Григоров еле переставлял ноги:
– Вот и мы скоро так же…
– Мужайся, друг, – подбадривал его Максим. Он и сам чуть шел, но унылого вида не показывал.
Не падал духом и Галаган. Чтобы отвлечь спутников от смертных мыслей, он всю дорогу рассказывал что-нибудь потешное.
Подобрали брошенную кем-то косматую кабардинскую бурку, – поставленная на подол торчмя, такая бурка стоит как лубяная, – но в нее столько набило мерзлого песку, что тащить было не под силу, и они ее оставили.
Татарская деревня Алабуга догорала на кострах. Дома и мазанки, сараи и летние дощаные бараки были растащены. На кострах пылали вершковые половицы, полотнища ворот, крашеная резьба оконных наличников, камышовые снопы. Вокруг костров сидели томные, полумертвые… Выжаривали вшей из рубах, пекли в золе лепешки, в вине варили маханину. В хомутах и под седлами дремали голодные лошади. Лежа, вытянув по земле шеи, дремали верблюды – нежные пятки их были ободраны до мослов, горбы обвисли, на скорбных глазах намерзали слезы по голубиному яйцу.
Подошли трое, поздоровались. У огня раздвинулись и дали им место.
– Земляки, нет ли испить? – хрипло спросил Григоров.
– Сами двое суток не пили.
Один выхватил из кипящего ведра большой кусок мяса и ковырнул его черным пальцем:
– Похоже, готово.
– Давай дели, – загалдели кругом. – Горячо сыро не живет. Бывало, трескали свинину, а ныне довоевались – не хватает и конины.
– Оно по первому разу вроде душа не принимает, – сказал стоявший в свете огня огромного роста человек, на плечи которого, как поповская риза, был накинут и стянут на груди сыромятным ремнем персидский ковер. – Намедни попробовал жеребенка и все боялся, как бы он у меня в брюхе не заржал да лягаться бы не начал, а сейчас хоть кобылу давай – съем.

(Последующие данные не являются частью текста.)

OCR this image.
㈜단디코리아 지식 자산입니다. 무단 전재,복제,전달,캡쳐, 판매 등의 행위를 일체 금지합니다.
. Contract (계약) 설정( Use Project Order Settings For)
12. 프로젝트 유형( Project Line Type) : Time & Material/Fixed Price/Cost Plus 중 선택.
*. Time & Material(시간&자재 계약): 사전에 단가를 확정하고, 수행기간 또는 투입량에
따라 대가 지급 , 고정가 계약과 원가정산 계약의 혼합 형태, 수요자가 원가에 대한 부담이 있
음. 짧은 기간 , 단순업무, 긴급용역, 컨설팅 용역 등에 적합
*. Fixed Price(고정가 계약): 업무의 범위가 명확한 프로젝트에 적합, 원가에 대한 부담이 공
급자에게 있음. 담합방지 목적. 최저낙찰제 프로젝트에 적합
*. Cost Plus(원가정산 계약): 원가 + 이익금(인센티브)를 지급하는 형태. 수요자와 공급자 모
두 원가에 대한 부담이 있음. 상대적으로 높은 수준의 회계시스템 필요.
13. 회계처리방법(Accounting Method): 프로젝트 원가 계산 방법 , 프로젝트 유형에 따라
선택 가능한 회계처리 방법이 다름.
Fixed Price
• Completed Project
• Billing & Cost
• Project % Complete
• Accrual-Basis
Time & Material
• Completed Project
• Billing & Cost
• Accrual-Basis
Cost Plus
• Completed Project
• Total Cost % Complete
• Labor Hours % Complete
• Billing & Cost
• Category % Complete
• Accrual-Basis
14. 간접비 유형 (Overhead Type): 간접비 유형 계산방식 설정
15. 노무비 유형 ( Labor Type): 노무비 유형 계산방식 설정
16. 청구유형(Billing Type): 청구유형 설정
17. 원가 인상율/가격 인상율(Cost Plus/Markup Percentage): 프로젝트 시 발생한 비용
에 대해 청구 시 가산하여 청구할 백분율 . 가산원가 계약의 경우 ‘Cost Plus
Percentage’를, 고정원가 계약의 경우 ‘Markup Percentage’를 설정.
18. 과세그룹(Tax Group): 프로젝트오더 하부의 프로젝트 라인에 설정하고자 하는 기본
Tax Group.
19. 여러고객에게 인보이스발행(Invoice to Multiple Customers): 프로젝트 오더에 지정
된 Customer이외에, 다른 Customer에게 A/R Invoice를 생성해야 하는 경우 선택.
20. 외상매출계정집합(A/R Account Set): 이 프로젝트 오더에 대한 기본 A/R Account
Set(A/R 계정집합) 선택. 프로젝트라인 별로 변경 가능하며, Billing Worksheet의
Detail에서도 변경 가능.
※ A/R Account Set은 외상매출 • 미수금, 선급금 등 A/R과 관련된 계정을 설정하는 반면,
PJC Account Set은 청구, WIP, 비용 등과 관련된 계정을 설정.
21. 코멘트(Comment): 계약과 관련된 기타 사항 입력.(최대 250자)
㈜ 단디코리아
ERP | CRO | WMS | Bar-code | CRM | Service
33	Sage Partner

– После тифу, братцы, так-то ли на еду манит!.. Не то кобылу, хомут с гужами слопать готов.
– Да, разбираться не приходится, ешь, что зуб возьмет…
Все набросились на маханину.
Из темноты на огонек выходили все новые и новые, один страшнее другого.
При дороге стояла старуха-татарка с торбой на плече. Она кланялась и оделяла проходящих кусочками черствого хлеба.
– Прощевай, дядьки, – поднялся Галаган. – Потопаю. Увидите своих, кланяйтесь нашим, – пошутил он напоследок.
– Куда ты, Вася, на ночь глядя пойдешь?
– Спешу, спешу к цветку любви! – пропел он разбитым тенорком, прилаживая на загорбок мешок. – В Астрахани меня девочка дожидается: юбочка гармонью, кружевной лифчик, и-их! Душа окаянная… А глядишь, подфартит, и своих азовцев догоню… А ночь для меня – тьфу! Мне лиха беда полы за пояс заткнуть, а там как затопаю, только пыль за мной завьется! – Он пожал станичникам лапы и, воротя нос от ветру, бодро зашагал в ночную темень.
Ночевали Максим с Григоровым в яме, в которую ссыпают рыбу на засол. Шинель постлали, шинелью укрылись. Всю ночь воевала вьюга, лепил мокрый снег. Ночью Григоров умер и окоченел. Максим проснулся, охваченный мертвыми руками, как обручем. С трудом он освободился из объятий мертвеца, вылез из ямы, немного всплакнул о товарище – и довольно.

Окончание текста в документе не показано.